It would make illegal several broadly defined abuses of detainees, while leaving it to the president to establish specific permissible interrogation techniques. And it would strip detainees of a habeas corpus right to challenge their detentions in court.
“I believe there can be no mercy for those who perpetrated the crimes of 9/11,” Senator Hillary Rodham Clinton, Democrat of New York, said. “But in the process of accomplishing what I believe is essential for our security, we must hold onto our values and set an example that we can point to with pride, not shame.”
Even some Republicans who voted for the bill said they expected the Supreme Court to strike down the legislation because of the provision barring court detainees’ challenges, an outcome that would send the legislation right back to Congress.

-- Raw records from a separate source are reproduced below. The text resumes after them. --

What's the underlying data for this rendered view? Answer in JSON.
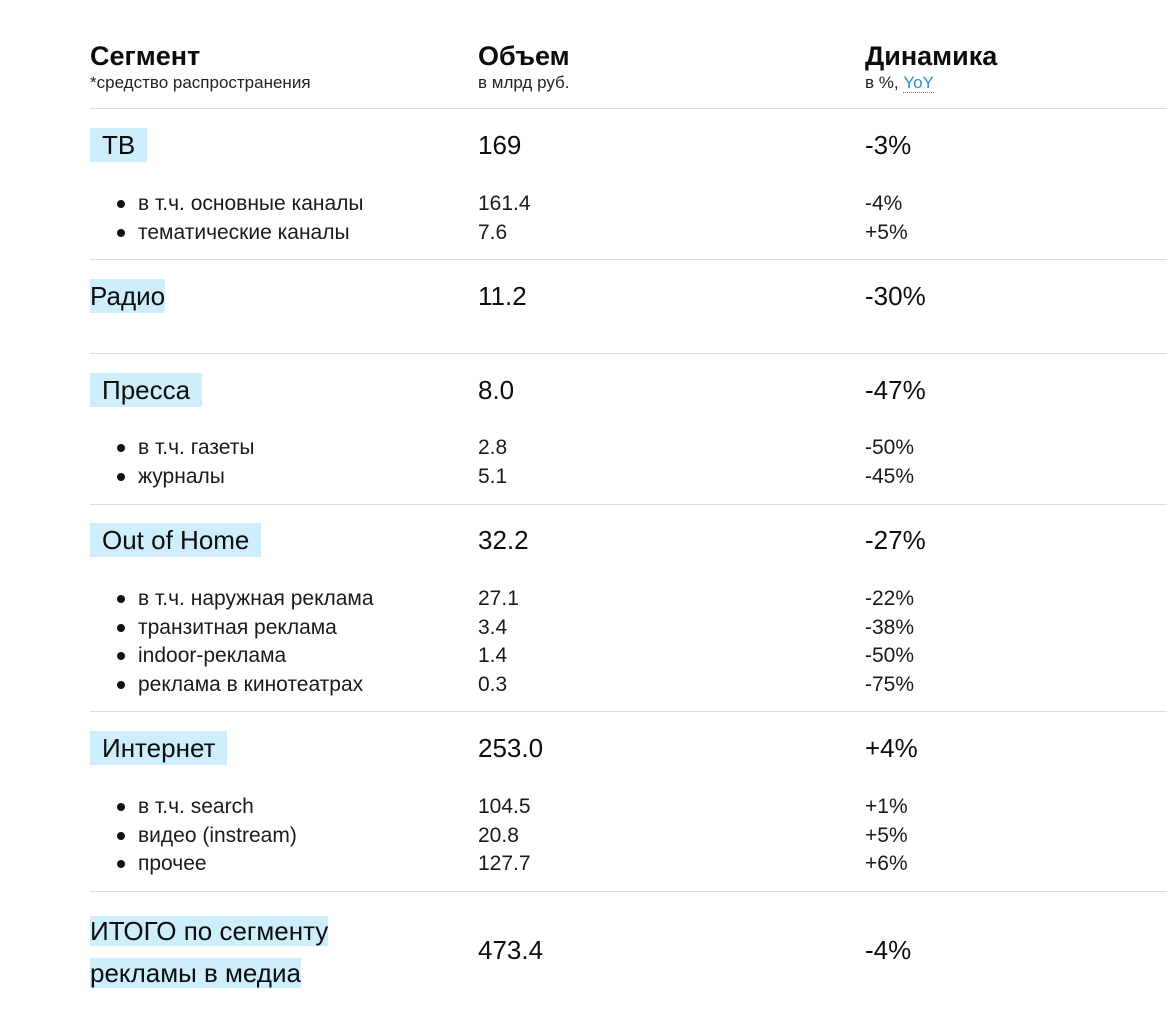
{
  "header": {
    "segment_title": "Сегмент",
    "segment_sub": "*средство распространения",
    "volume_title": "Объем",
    "volume_sub": "в млрд руб.",
    "dynamics_title": "Динамика",
    "dynamics_sub_prefix": "в %,",
    "dynamics_sub_link": "YoY"
  },
  "segments": [
    {
      "name": "ТВ",
      "volume": "169",
      "dynamics": "-3%",
      "items": [
        {
          "label": "в т.ч. основные каналы",
          "volume": "161.4",
          "dynamics": "-4%"
        },
        {
          "label": "тематические каналы",
          "volume": "7.6",
          "dynamics": "+5%"
        }
      ]
    },
    {
      "name": "Радио",
      "volume": "11.2",
      "dynamics": "-30%",
      "items": []
    },
    {
      "name": "Пресса",
      "volume": "8.0",
      "dynamics": "-47%",
      "items": [
        {
          "label": "в т.ч. газеты",
          "volume": "2.8",
          "dynamics": "-50%"
        },
        {
          "label": "журналы",
          "volume": "5.1",
          "dynamics": "-45%"
        }
      ]
    },
    {
      "name": "Out of Home",
      "volume": "32.2",
      "dynamics": "-27%",
      "items": [
        {
          "label": "в т.ч. наружная реклама",
          "volume": "27.1",
          "dynamics": "-22%"
        },
        {
          "label": "транзитная реклама",
          "volume": "3.4",
          "dynamics": "-38%"
        },
        {
          "label": "indoor-реклама",
          "volume": "1.4",
          "dynamics": "-50%"
        },
        {
          "label": "реклама в кинотеатрах",
          "volume": "0.3",
          "dynamics": "-75%"
        }
      ]
    },
    {
      "name": "Интернет",
      "volume": "253.0",
      "dynamics": "+4%",
      "items": [
        {
          "label": "в т.ч. search",
          "volume": "104.5",
          "dynamics": "+1%"
        },
        {
          "label": "видео (instream)",
          "volume": "20.8",
          "dynamics": "+5%"
        },
        {
          "label": "прочее",
          "volume": "127.7",
          "dynamics": "+6%"
        }
      ]
    }
  ],
  "total": {
    "name_line1": "ИТОГО по сегменту",
    "name_line2": "рекламы в медиа",
    "volume": "473.4",
    "dynamics": "-4%"
  },
  "colors": {
    "highlight": "#cdeefa",
    "link": "#2a8fd0",
    "divider": "#dddddd"
  }
}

“We should have done it right, because we’re going to have to do it again,” said Senator Gordon H. Smith, Republican of Oregon, who voted to strike the provision and yet supported the bill. The measure would broaden the definition of enemy combatants beyond the traditional definition used in wartime, to include noncitizens living legally in the United States as well as those in foreign countries and anyone determined to be an enemy combatant under criteria defined by the president or secretary of defense.

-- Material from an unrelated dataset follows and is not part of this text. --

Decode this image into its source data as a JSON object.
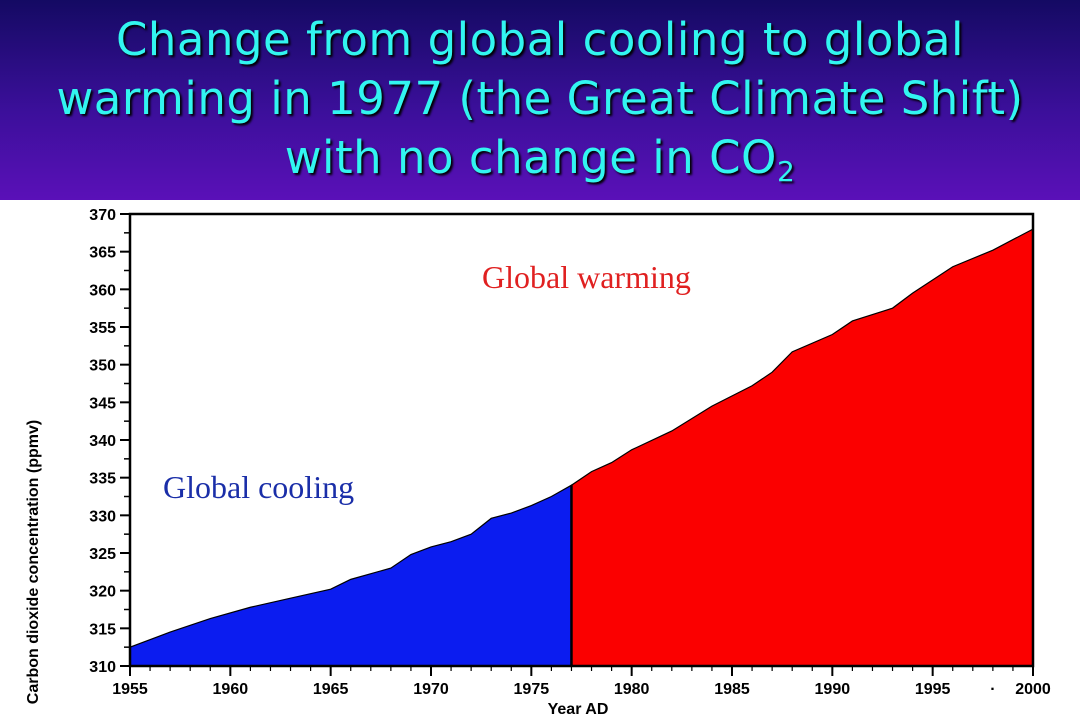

It would strip at Guantánamo detainees of the habeas right to challenge their detention in court, relying instead on procedures known as combatant status review trials. Those trials have looser rules of evidence than the courts.
It would allow of evidence seized in this country or abroad without a search warrant to be admitted in trials.
The bill would also bar the admission of evidence obtained by cruel and inhuman treatment, except any obtained before Dec. 30, 2005, when Congress enacted the Detainee Treatment Act, that a judge declares reliable and probative.
Democrats said the date was conveniently set after the worst abuses at Abu Ghraib and Guantánamo.
On a completely unrelated note, the Bill of Rights to the United States Consitution will be 215 years old on December 15 of this year.